L’assassinat du commandant iranien Qasem Soleimani en janvier 2020 semblait être l’apogée de la coopération sécuritaire et diplomatique entre les États-Unis et Israël. La vérité est que cet assassinat est devenu un point de tension majeur entre les alliés, écrit Barak Ravid.

Donald Trump s’attendait, selon ses déclarations, à ce qu’Israël joue un rôle plus actif dans l’attaque. «Mais Israël n’a pas fait ce qu’il fallait» s’est-il plaint.

Et de menacer : «Je ne peux pas parler de cette histoire. Mais j’ai été très déçu par Israël ayant à voir avec cet événement. … Les gens entendront parler de cela au bon moment».

Même si la partie israélienne (Un haut responsable de Tsahal) assure qu’elle avait proposé un rôle plus actif pour les forces israéliennes, et que les États-Unis avaient insisté pour que ce soit eux qui exécutent la frappe, M. Ravid justifie l’exaspération de Trump par son sentiment ainsi que celui de son administration d’être constamment utilisé par Netanyahu.

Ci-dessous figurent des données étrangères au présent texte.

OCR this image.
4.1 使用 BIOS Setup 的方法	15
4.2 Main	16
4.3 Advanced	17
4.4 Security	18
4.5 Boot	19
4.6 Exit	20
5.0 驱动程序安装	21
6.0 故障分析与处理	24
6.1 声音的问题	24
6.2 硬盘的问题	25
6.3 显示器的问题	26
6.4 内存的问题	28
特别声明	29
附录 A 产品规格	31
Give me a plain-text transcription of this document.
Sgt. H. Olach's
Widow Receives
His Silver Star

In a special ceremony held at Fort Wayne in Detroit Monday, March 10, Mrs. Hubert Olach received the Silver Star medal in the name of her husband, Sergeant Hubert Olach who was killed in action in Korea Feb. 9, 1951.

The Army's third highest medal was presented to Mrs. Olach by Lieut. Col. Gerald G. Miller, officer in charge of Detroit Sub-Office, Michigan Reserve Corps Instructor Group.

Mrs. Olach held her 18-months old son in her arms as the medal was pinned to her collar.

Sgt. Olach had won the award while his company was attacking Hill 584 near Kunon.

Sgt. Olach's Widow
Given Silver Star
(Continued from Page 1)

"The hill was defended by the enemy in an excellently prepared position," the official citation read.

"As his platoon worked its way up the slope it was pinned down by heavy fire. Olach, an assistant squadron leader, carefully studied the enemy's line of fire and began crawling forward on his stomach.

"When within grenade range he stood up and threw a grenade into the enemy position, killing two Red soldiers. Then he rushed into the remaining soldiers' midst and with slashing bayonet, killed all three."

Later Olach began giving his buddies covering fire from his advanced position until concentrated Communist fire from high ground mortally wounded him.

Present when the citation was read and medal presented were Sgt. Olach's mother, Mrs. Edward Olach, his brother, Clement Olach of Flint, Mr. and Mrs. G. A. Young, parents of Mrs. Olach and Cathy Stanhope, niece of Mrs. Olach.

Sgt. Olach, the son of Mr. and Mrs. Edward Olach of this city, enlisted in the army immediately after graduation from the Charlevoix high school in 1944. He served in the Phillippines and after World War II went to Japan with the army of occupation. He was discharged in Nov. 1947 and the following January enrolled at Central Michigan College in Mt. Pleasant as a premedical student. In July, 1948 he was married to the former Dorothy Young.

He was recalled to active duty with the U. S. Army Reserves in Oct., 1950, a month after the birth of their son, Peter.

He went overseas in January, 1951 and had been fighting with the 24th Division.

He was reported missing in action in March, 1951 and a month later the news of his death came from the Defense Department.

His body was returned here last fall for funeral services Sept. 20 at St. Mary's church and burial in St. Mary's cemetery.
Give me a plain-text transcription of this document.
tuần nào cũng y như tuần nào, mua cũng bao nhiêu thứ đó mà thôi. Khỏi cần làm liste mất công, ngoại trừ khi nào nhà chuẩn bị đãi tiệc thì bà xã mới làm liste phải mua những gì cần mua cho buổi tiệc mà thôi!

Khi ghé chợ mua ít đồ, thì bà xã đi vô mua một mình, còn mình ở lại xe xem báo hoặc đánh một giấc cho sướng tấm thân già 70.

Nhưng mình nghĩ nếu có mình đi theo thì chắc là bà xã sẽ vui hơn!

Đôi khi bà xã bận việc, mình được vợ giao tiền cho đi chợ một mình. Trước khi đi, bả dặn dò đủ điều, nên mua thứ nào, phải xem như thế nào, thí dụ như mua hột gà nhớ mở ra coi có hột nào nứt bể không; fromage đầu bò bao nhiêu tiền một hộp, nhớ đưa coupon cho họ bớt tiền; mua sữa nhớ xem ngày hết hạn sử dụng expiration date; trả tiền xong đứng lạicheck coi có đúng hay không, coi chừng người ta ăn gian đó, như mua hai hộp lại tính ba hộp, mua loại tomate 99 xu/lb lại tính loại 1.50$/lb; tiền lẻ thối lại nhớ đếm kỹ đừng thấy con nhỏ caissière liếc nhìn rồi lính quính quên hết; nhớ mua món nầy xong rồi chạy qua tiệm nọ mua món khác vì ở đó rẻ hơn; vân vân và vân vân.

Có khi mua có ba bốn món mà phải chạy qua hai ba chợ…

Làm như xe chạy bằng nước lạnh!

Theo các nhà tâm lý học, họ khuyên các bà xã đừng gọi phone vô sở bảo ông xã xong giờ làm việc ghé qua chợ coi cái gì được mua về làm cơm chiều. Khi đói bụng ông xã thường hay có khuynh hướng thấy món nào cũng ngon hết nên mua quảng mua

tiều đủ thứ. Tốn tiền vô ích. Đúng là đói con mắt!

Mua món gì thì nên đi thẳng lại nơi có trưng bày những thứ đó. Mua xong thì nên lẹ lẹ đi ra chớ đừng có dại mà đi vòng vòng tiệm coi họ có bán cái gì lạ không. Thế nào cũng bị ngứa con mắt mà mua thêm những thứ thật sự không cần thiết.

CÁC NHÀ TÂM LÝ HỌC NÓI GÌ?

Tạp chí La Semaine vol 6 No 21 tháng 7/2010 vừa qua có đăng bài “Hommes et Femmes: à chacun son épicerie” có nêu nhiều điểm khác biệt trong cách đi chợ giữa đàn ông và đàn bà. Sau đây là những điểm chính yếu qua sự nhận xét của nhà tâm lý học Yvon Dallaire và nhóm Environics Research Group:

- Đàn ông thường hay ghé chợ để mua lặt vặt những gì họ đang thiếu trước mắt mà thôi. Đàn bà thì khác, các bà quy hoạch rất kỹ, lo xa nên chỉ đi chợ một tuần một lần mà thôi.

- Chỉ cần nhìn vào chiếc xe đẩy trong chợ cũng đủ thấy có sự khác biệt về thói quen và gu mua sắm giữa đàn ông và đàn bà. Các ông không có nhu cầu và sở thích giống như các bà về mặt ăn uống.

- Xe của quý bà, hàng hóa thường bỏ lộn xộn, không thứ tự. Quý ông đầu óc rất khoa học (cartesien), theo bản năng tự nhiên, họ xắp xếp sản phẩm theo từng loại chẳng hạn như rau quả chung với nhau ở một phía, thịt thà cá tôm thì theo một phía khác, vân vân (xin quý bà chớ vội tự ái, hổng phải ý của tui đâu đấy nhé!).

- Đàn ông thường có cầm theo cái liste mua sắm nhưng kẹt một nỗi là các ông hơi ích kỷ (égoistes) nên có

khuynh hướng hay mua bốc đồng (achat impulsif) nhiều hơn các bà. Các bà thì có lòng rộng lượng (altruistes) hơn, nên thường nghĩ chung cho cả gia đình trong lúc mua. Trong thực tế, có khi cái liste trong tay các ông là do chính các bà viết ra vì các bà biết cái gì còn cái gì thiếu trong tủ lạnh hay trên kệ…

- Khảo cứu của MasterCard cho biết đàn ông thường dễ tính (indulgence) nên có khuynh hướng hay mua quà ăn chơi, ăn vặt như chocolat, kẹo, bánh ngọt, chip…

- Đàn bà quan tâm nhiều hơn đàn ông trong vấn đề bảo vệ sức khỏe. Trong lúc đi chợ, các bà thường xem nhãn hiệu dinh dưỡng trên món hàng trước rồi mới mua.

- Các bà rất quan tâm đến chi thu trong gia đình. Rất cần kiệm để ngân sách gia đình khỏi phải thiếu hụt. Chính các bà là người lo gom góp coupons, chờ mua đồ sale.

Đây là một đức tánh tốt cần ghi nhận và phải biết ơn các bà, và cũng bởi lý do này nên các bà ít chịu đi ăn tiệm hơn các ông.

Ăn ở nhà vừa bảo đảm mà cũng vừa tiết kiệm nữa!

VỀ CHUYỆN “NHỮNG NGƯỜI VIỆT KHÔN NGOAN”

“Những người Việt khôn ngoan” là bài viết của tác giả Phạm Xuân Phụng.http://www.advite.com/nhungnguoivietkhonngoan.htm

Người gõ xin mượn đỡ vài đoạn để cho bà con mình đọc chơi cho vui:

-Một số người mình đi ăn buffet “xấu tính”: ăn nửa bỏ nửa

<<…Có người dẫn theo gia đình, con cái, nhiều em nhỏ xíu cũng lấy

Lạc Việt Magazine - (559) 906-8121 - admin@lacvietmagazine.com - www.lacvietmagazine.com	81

L’ancien président américain a d’ailleurs illustré la situation par une phrase d’un haut responsable de la Maison Blanche : «Benjamin Netanyahu, était prêt à combattre l’Iran jusqu’au dernier soldat américain».

Trump était foncièrement convaincu qu’aussi bien l’Otan ou Israël, les alliés voulaient systématiquement que les États-Unis combattent à leur place.